What is it that hurts so much when an old friend decides to part ways? Is it that you are aghast that your gift of unconditional affection, loyalty and steadfastness has been refused? Does it come close to a repudiation of your worth? Does his or her unwillingness to continue on a shared path of knowing and closeness make you think you are now essentially unworthy of any sustained meaningful contact with any other fellow human being?
I have spent many hours wondering what it is that I may have done wrong – did my becoming a parent do it? I do remember quite well how another friend and me were puzzled by how dramatically different a third friend of ours had become after becoming a parent. And how in some ways we were hurt for no longer being part of her inner circle in the way we were used to. Until her life changed with the coming of her first child, we were a close threesome who’d find ways to have walks together, coffee together with lots of silly giggling and shared laughs with not much worry about how time flew.
Is the fact that my life is arranged quite carefully now irksome? Is it an irritating sign of an illiberal, unexciting, rather drab life that my friend feels ashamed of being associated with through any extended contact with me? Because it’s true I can no longer step out on a whim and stay out for as long as I want. (It’s another matter that I never did very much before either.) Nor can I agree to meet anybody without thinking through what it would entail and what effects it may have on my immediate family. Especially if my friend decides to invite me to meet him/her when special security arrangements have been made in a part of our city in view of an extraordinary political situation: I would then be thinking of pretty dull stuff — what kind of commercial vehicle on rent will be safe enough to ferry my young daughter and my elderly mum and me to the proposed, undoubtedly hip but not convenient venue of meeting? Will there be access to clean washrooms on the way? Will there be the possibility of buying finger food if the need should arise? How long will the journey take? How much will it cost with waiting time?

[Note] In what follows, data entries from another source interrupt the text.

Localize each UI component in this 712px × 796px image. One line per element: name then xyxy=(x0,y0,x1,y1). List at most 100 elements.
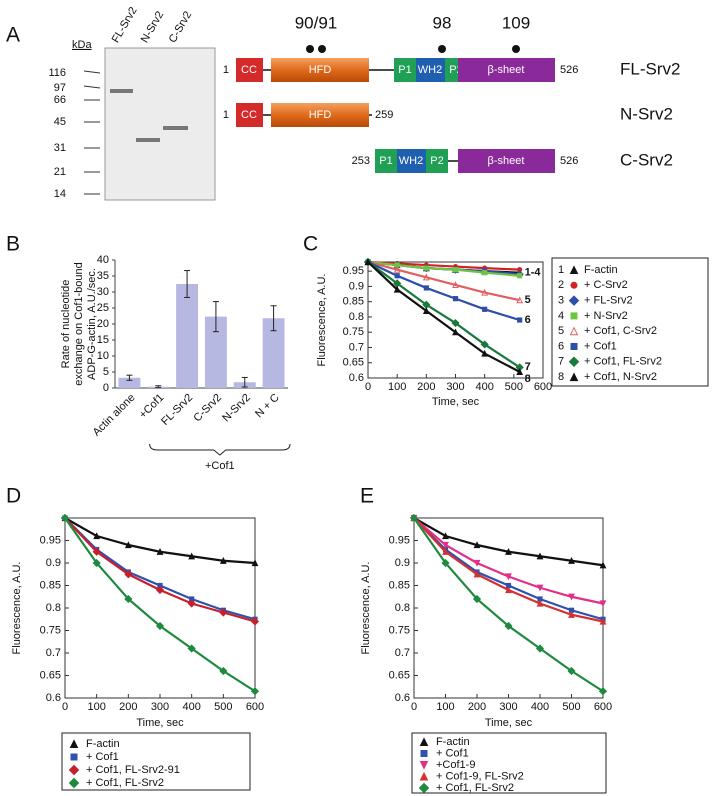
marker xyxy=(394,273,400,279)
annotation: 8 xyxy=(525,373,531,385)
marker xyxy=(482,306,488,312)
legend-marker xyxy=(569,265,579,274)
marker xyxy=(92,558,101,568)
legend-number: 5 xyxy=(558,325,564,337)
residue: 526 xyxy=(560,155,578,167)
y-tick-label: 0.9 xyxy=(46,557,61,569)
group-label: +Cof1 xyxy=(205,460,235,472)
x-tick-label: 600 xyxy=(246,701,264,713)
site-label: 109 xyxy=(502,13,530,32)
annotation: 5 xyxy=(525,294,531,306)
legend-marker xyxy=(570,343,578,350)
domain xyxy=(236,103,263,127)
marker xyxy=(364,258,372,266)
legend-marker xyxy=(570,281,578,289)
y-tick-label: 0.9 xyxy=(395,557,410,569)
legend-marker xyxy=(70,753,78,761)
marker xyxy=(599,600,607,608)
y-tick-label: 35 xyxy=(97,270,109,282)
marker xyxy=(481,349,489,357)
panel-label: D xyxy=(6,485,21,508)
legend-marker xyxy=(68,777,80,789)
marker xyxy=(422,307,430,314)
legend-label: F-actin xyxy=(436,736,470,748)
series-line xyxy=(367,261,521,373)
legend-label: F-actin xyxy=(86,738,120,750)
marker xyxy=(536,552,544,560)
y-tick-label: 0.9 xyxy=(349,280,364,292)
bar xyxy=(176,284,199,388)
x-tick-label: C-Srv2 xyxy=(191,392,224,425)
marker xyxy=(536,599,544,607)
marker xyxy=(568,593,575,601)
y-tick-label: 0.95 xyxy=(389,534,410,546)
x-tick-label: 600 xyxy=(534,381,552,393)
marker xyxy=(187,599,196,608)
construct-name: N-Srv2 xyxy=(620,104,673,123)
legend-marker xyxy=(569,372,579,382)
marker xyxy=(393,285,401,293)
marker xyxy=(189,596,195,602)
x-tick-label: N + C xyxy=(253,392,282,421)
marker xyxy=(568,611,575,618)
panel-label: B xyxy=(6,233,20,256)
domain xyxy=(416,58,445,82)
domain-label: CC xyxy=(241,109,257,121)
marker xyxy=(393,265,401,273)
y-tick-label: 0.95 xyxy=(343,265,364,277)
legend-number: 4 xyxy=(558,310,564,322)
panel-label: A xyxy=(6,24,20,47)
legend-number: 2 xyxy=(558,279,564,291)
marker xyxy=(505,586,512,594)
annotation: 6 xyxy=(525,314,531,326)
y-tick-label: 0.7 xyxy=(46,647,61,659)
marker xyxy=(537,596,543,602)
gel-marker: 21 xyxy=(54,166,66,178)
marker xyxy=(156,548,164,555)
legend-number: 1 xyxy=(558,264,564,276)
y-tick-label: 0.95 xyxy=(40,534,61,546)
marker xyxy=(517,273,523,279)
marker xyxy=(124,594,133,604)
domain xyxy=(236,58,263,82)
marker xyxy=(250,617,260,626)
y-axis-label: ADP-G-actin, A.U./sec. xyxy=(86,268,98,380)
y-tick-label: 0.65 xyxy=(343,357,364,369)
bar xyxy=(204,316,227,388)
construct-name: FL-Srv2 xyxy=(620,59,680,78)
x-tick-label: 400 xyxy=(475,381,493,393)
x-tick-label: 500 xyxy=(505,381,523,393)
legend-label: + N-Srv2 xyxy=(584,310,628,322)
domain xyxy=(394,58,416,82)
y-tick-label: 0.6 xyxy=(395,692,410,704)
marker xyxy=(442,548,449,555)
y-tick-label: 0.85 xyxy=(40,579,61,591)
legend-number: 7 xyxy=(558,356,564,368)
marker xyxy=(155,585,165,595)
marker xyxy=(219,557,227,564)
x-axis-label: Time, sec xyxy=(432,396,480,408)
site-label: 90/91 xyxy=(295,13,338,32)
y-tick-label: 15 xyxy=(97,334,109,346)
legend-marker xyxy=(419,761,429,770)
series-line xyxy=(367,260,520,271)
domain xyxy=(458,149,555,173)
marker xyxy=(188,552,196,560)
y-tick-label: 0.8 xyxy=(349,311,364,323)
bar xyxy=(118,377,141,388)
domain-label: HFD xyxy=(309,109,332,121)
marker xyxy=(423,265,429,271)
domain-label: WH2 xyxy=(418,64,442,76)
marker xyxy=(473,570,481,578)
y-axis-label: Fluorescence, A.U. xyxy=(11,562,23,655)
legend-number: 8 xyxy=(558,371,564,383)
marker xyxy=(124,570,133,579)
y-tick-label: 0.75 xyxy=(40,624,61,636)
marker xyxy=(568,607,575,613)
y-tick-label: 0.8 xyxy=(46,602,61,614)
x-tick-label: 0 xyxy=(365,381,371,393)
marker xyxy=(452,281,459,288)
marker xyxy=(516,296,524,304)
marker xyxy=(452,267,459,273)
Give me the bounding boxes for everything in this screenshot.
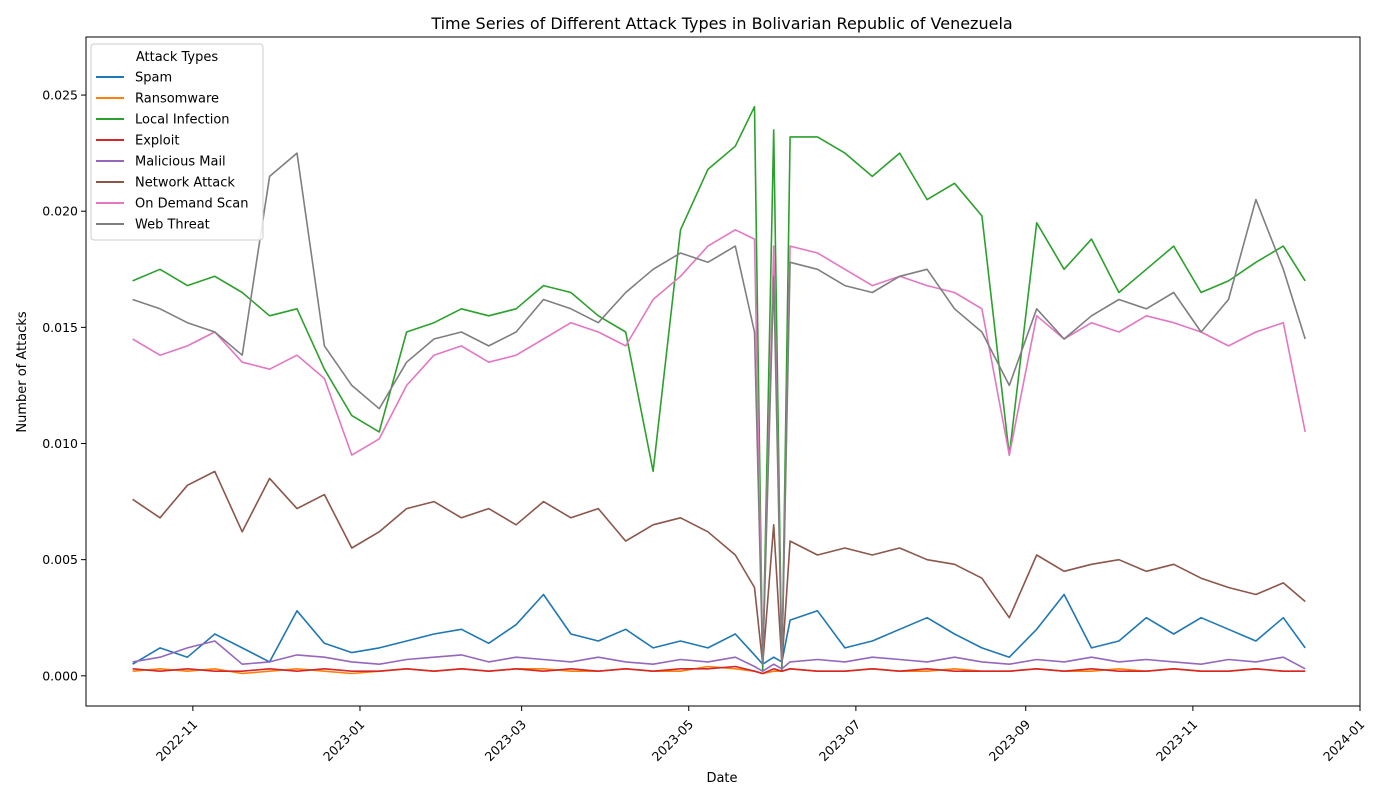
- legend-label: Spam: [135, 71, 172, 86]
- x-tick-label: 2023-03: [482, 717, 530, 765]
- x-axis: 2022-11 2023-01 2023-03 2023-05 2023-07 2023-…: [153, 706, 1368, 764]
- y-axis: 0.000 0.005 0.010 0.015 0.020 0.025: [42, 88, 86, 683]
- legend-label: Local Infection: [135, 113, 230, 128]
- y-tick-label: 0.005: [42, 552, 78, 567]
- series-line-local-infection: [132, 105, 1306, 673]
- series-line-spam: [132, 593, 1306, 666]
- legend-title: Attack Types: [136, 50, 218, 65]
- legend-label: Malicious Mail: [135, 155, 226, 170]
- series-line-network-attack: [132, 470, 1306, 666]
- y-tick-label: 0.025: [42, 88, 78, 103]
- x-tick-label: 2023-07: [816, 717, 864, 765]
- plot-area: [132, 105, 1306, 675]
- legend: Attack Types Spam Ransomware Local Infectio…: [90, 43, 264, 241]
- y-tick-label: 0.015: [42, 320, 78, 335]
- legend-label: On Demand Scan: [135, 197, 248, 212]
- series-line-exploit: [132, 665, 1306, 675]
- y-axis-title: Number of Attacks: [15, 311, 30, 433]
- series-line-malicious-mail: [132, 640, 1306, 673]
- x-tick-label: 2023-05: [649, 717, 697, 765]
- y-tick-label: 0.010: [42, 436, 78, 451]
- legend-label: Ransomware: [135, 92, 219, 107]
- y-tick-label: 0.020: [42, 204, 78, 219]
- x-tick-label: 2023-11: [1153, 717, 1201, 765]
- plot-frame: [85, 36, 1361, 707]
- legend-box: [90, 43, 264, 241]
- chart-title: Time Series of Different Attack Types in…: [430, 14, 1012, 33]
- y-tick-label: 0.000: [42, 668, 78, 683]
- series-line-web-threat: [132, 152, 1306, 666]
- legend-label: Exploit: [135, 134, 179, 149]
- legend-label: Web Threat: [135, 218, 210, 233]
- x-tick-label: 2023-09: [986, 717, 1034, 765]
- x-tick-label: 2022-11: [153, 717, 201, 765]
- x-tick-label: 2023-01: [320, 717, 368, 765]
- legend-label: Network Attack: [135, 176, 235, 191]
- series-line-on-demand-scan: [132, 229, 1306, 666]
- x-axis-title: Date: [706, 771, 737, 786]
- x-tick-label: 2024-01: [1320, 717, 1368, 765]
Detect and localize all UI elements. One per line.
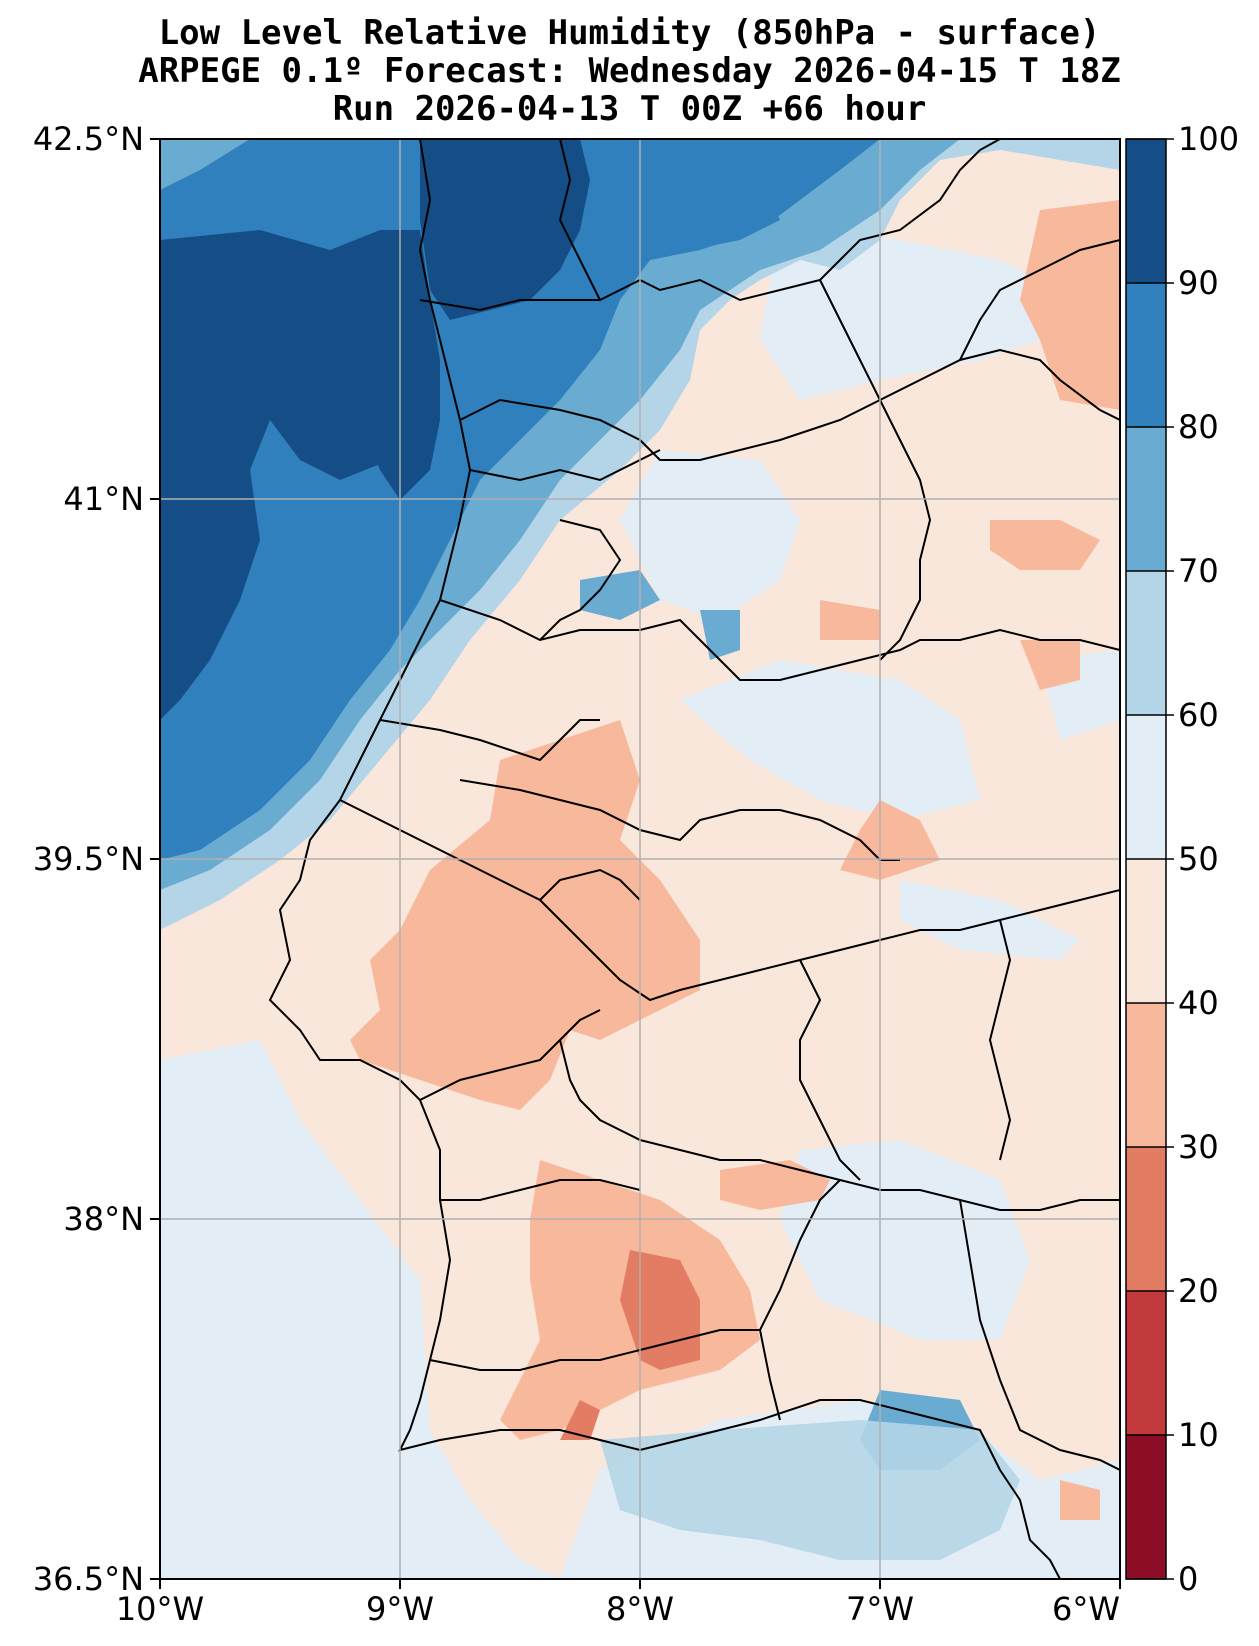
- colorbar-level: [1126, 1147, 1166, 1291]
- title-line-1: Low Level Relative Humidity (850hPa - su…: [158, 13, 1101, 53]
- axis-ticks: [150, 138, 1121, 1589]
- colorbar-tick-label: 80: [1178, 408, 1219, 446]
- colorbar-level: [1126, 715, 1166, 859]
- title-line-2: ARPEGE 0.1º Forecast: Wednesday 2026-04-…: [138, 51, 1121, 91]
- colorbar-tick-label: 20: [1178, 1272, 1219, 1310]
- colorbar-level: [1126, 859, 1166, 1003]
- colorbar-tick-label: 70: [1178, 552, 1219, 590]
- colorbar-level: [1126, 571, 1166, 715]
- lat-label: 38°N: [63, 1200, 144, 1238]
- coastline-and-borders: [268, 139, 1120, 1579]
- lat-label: 42.5°N: [33, 120, 144, 158]
- latitude-labels: 42.5°N 41°N 39.5°N 38°N 36.5°N: [33, 120, 144, 1598]
- gridlines: [160, 139, 1120, 1579]
- colorbar-level: [1126, 1003, 1166, 1147]
- title-line-3: Run 2026-04-13 T 00Z +66 hour: [332, 89, 927, 129]
- lon-label: 8°W: [606, 1590, 674, 1628]
- colorbar-level: [1126, 1435, 1166, 1579]
- colorbar-tick-label: 40: [1178, 984, 1219, 1022]
- colorbar-tick-label: 0: [1178, 1560, 1198, 1598]
- colorbar-level: [1126, 1291, 1166, 1435]
- colorbar-level: [1126, 283, 1166, 427]
- lat-label: 36.5°N: [33, 1560, 144, 1598]
- colorbar: 0 10 20 30 40 50 60 70 80 90 100: [1125, 120, 1239, 1598]
- longitude-labels: 10°W 9°W 8°W 7°W 6°W: [116, 1590, 1120, 1628]
- colorbar-level: [1126, 427, 1166, 571]
- colorbar-level: [1126, 139, 1166, 283]
- colorbar-tick-label: 30: [1178, 1128, 1219, 1166]
- colorbar-tick-label: 60: [1178, 696, 1219, 734]
- colorbar-tick-label: 100: [1178, 120, 1239, 158]
- lon-label: 9°W: [366, 1590, 434, 1628]
- lat-label: 39.5°N: [33, 840, 144, 878]
- colorbar-tick-label: 10: [1178, 1416, 1219, 1454]
- lon-label: 6°W: [1052, 1590, 1120, 1628]
- colorbar-tick-label: 50: [1178, 840, 1219, 878]
- lon-label: 10°W: [116, 1590, 204, 1628]
- colorbar-tick-label: 90: [1178, 264, 1219, 302]
- lat-label: 41°N: [63, 480, 144, 518]
- lon-label: 7°W: [846, 1590, 914, 1628]
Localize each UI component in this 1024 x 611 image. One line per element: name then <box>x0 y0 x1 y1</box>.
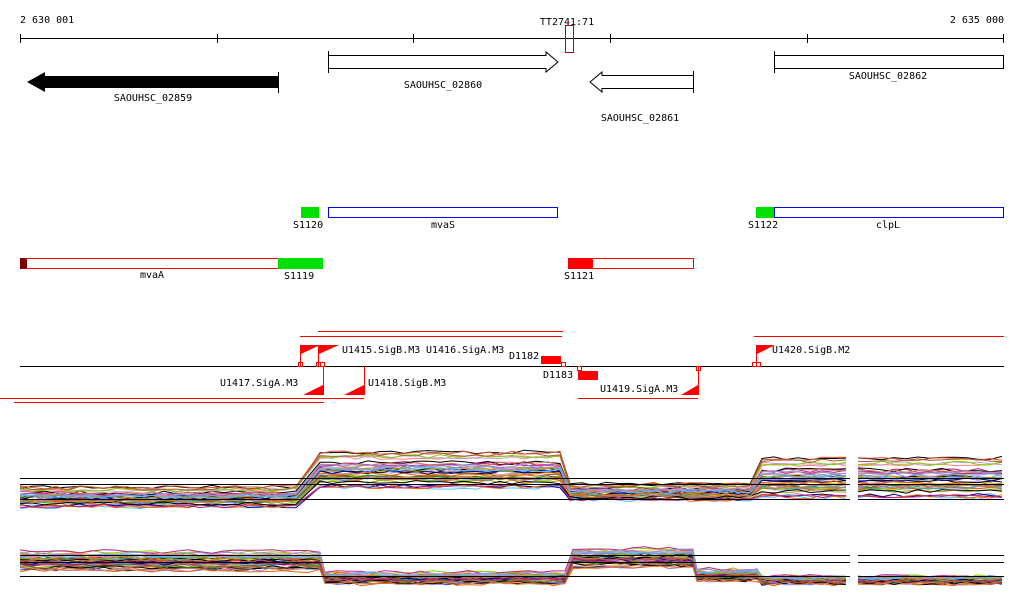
site-marker <box>696 366 701 371</box>
u1416-flag[interactable] <box>319 345 339 354</box>
expression-line <box>857 461 1003 467</box>
site-marker <box>577 366 582 371</box>
mvaA-box[interactable] <box>20 258 279 269</box>
s1119-label: S1119 <box>284 271 315 282</box>
expression-line <box>19 564 846 586</box>
expression-line <box>19 480 846 507</box>
expression-line <box>857 458 1003 463</box>
u1420-label: U1420.SigB.M2 <box>772 345 851 356</box>
gene-label-02860[interactable]: SAOUHSC_02860 <box>403 80 483 91</box>
expression-line <box>857 475 1003 480</box>
feature-track <box>0 331 1004 403</box>
expression-line <box>19 461 847 497</box>
gene-box-02862[interactable] <box>774 55 1004 69</box>
clpL-label: clpL <box>875 220 901 231</box>
expression-line <box>857 470 1003 476</box>
expression-line <box>19 449 847 490</box>
gene-arrow-02861[interactable] <box>589 70 694 94</box>
mvaS-label: mvaS <box>430 220 456 231</box>
expression-plots <box>19 449 1004 587</box>
expression-line <box>857 457 1003 462</box>
clpL-box[interactable] <box>774 207 1004 218</box>
ruler-end-label: 2 635 000 <box>949 15 1004 26</box>
u1415-label: U1415.SigB.M3 <box>342 345 421 356</box>
expression-line <box>19 451 847 491</box>
mvaA-start <box>20 258 27 269</box>
u1419-flag[interactable] <box>681 385 698 395</box>
ruler-start-label: 2 630 001 <box>20 15 75 26</box>
expression-line <box>19 463 847 498</box>
u1418-label: U1418.SigB.M3 <box>368 378 447 389</box>
expression-line <box>857 579 1003 585</box>
u1416-label: U1416.SigA.M3 <box>426 345 505 356</box>
s1121-tail[interactable] <box>592 258 694 269</box>
s1121-label: S1121 <box>564 271 595 282</box>
expression-line <box>857 460 1003 466</box>
s1121-box[interactable] <box>568 258 592 269</box>
expression-line <box>19 475 847 504</box>
site-marker <box>320 362 325 367</box>
mvaA-label: mvaA <box>139 270 165 281</box>
u1417-label: U1417.SigA.M3 <box>220 378 299 389</box>
gene-label-02861[interactable]: SAOUHSC_02861 <box>600 113 680 124</box>
gene-label-02859[interactable]: SAOUHSC_02859 <box>113 93 193 104</box>
expression-line <box>19 552 847 582</box>
s1120-box[interactable] <box>301 207 319 218</box>
marker-label: TT2741:71 <box>539 17 595 28</box>
expression-line <box>857 580 1003 586</box>
expression-line <box>857 489 1003 494</box>
u1420-flag[interactable] <box>757 345 775 354</box>
expression-line <box>19 561 847 584</box>
u1418-flag[interactable] <box>344 385 364 395</box>
d1182-box[interactable] <box>541 356 561 364</box>
expression-line <box>857 580 1003 586</box>
site-marker <box>756 362 761 367</box>
expression-line <box>857 493 1003 498</box>
d1183-box[interactable] <box>578 371 598 380</box>
u1419-label: U1419.SigA.M3 <box>600 384 679 395</box>
s1120-label: S1120 <box>293 220 324 231</box>
s1122-box[interactable] <box>756 207 774 218</box>
gene-arrow-02859[interactable] <box>27 72 278 92</box>
u1415-flag[interactable] <box>301 345 320 354</box>
d1183-label: D1183 <box>543 370 574 381</box>
d1182-label: D1182 <box>509 351 540 362</box>
expression-line <box>857 478 1003 484</box>
site-marker <box>561 362 566 367</box>
u1417-flag[interactable] <box>303 385 323 395</box>
s1119-box[interactable] <box>278 258 323 269</box>
expression-line <box>857 461 1003 467</box>
expression-line <box>19 557 847 583</box>
site-marker <box>298 362 303 367</box>
expression-line <box>19 565 847 587</box>
expression-line <box>19 550 847 581</box>
site-marker <box>752 362 757 367</box>
mvaS-box[interactable] <box>328 207 558 218</box>
ruler <box>20 34 1004 43</box>
expression-line <box>857 494 1003 498</box>
position-marker[interactable] <box>565 25 574 53</box>
gene-arrow-02860[interactable] <box>328 50 559 74</box>
expression-line <box>19 484 847 509</box>
gene-label-02862[interactable]: SAOUHSC_02862 <box>848 71 928 82</box>
s1122-label: S1122 <box>748 220 779 231</box>
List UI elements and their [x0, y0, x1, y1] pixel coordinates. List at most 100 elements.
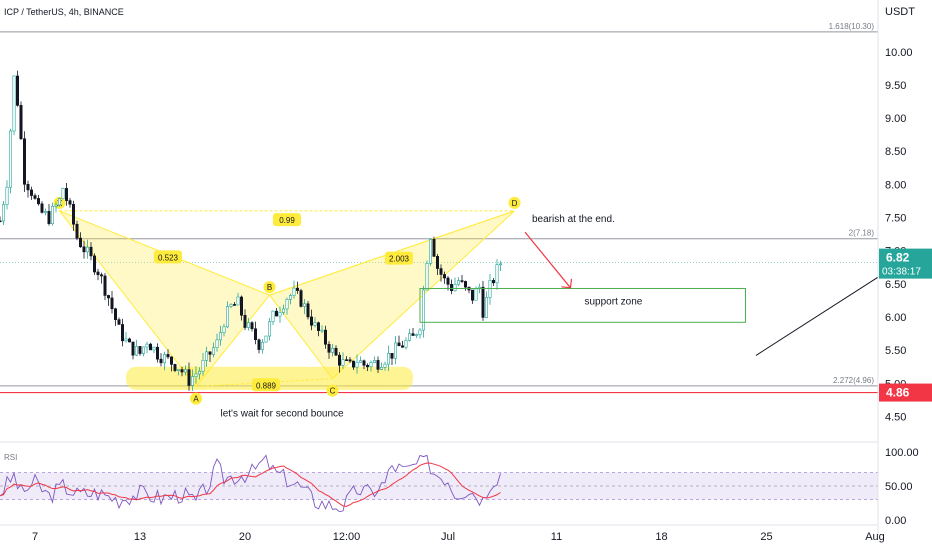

Or does my managing various responsibilities seep into my conversations that are then wholly uninspiring and putting off? Should I be focusing instead of having interesting conversations about what books I have recently read; which coffees I have recently tried; whether I am planning to include long leaf tea in my morning breakfast. Or talk about the trendy new craft shops that have sprung up in our vicinity; the organic colours they use; how increasingly planet friendly some of our small businesses are becoming.
Should I be watching more carefully how much time I spend sharing my pride and joy at the hilarious things my little girl does or says including loving things she has to say about my friend; should I try to remember that not everyone is equally fascinated by what the theosophists have to say about the open nature of children; should I be more cautious that the insights I think I have gained about human beings at large as a parent are not somehow relevant unless the person listening to them shares a fundamental love for young ones.
Do the personal and professional choices I have made seem utterly unworthy of continued association? Should I have been clearer, braver, and spunkier to be currently leading a more unfettered life than the one that my friend thinks I seem to do? Does my ambivalence and willingness to experiment with unforeseen possibilities come through as a sign of cowardice?
Should I be feeling apologetic that my friend is not yet a parent? Could he/she possibly be envious that I am? Does the fact that my little girl adores his/her parents make it hard all round? Should it? Don’t most of us love children who love people?
Or is it just a break that some friends feel the need to take when the differences get all too much and can then there be hope of a return to what an old friend of mine once called the ‘refuge from life’?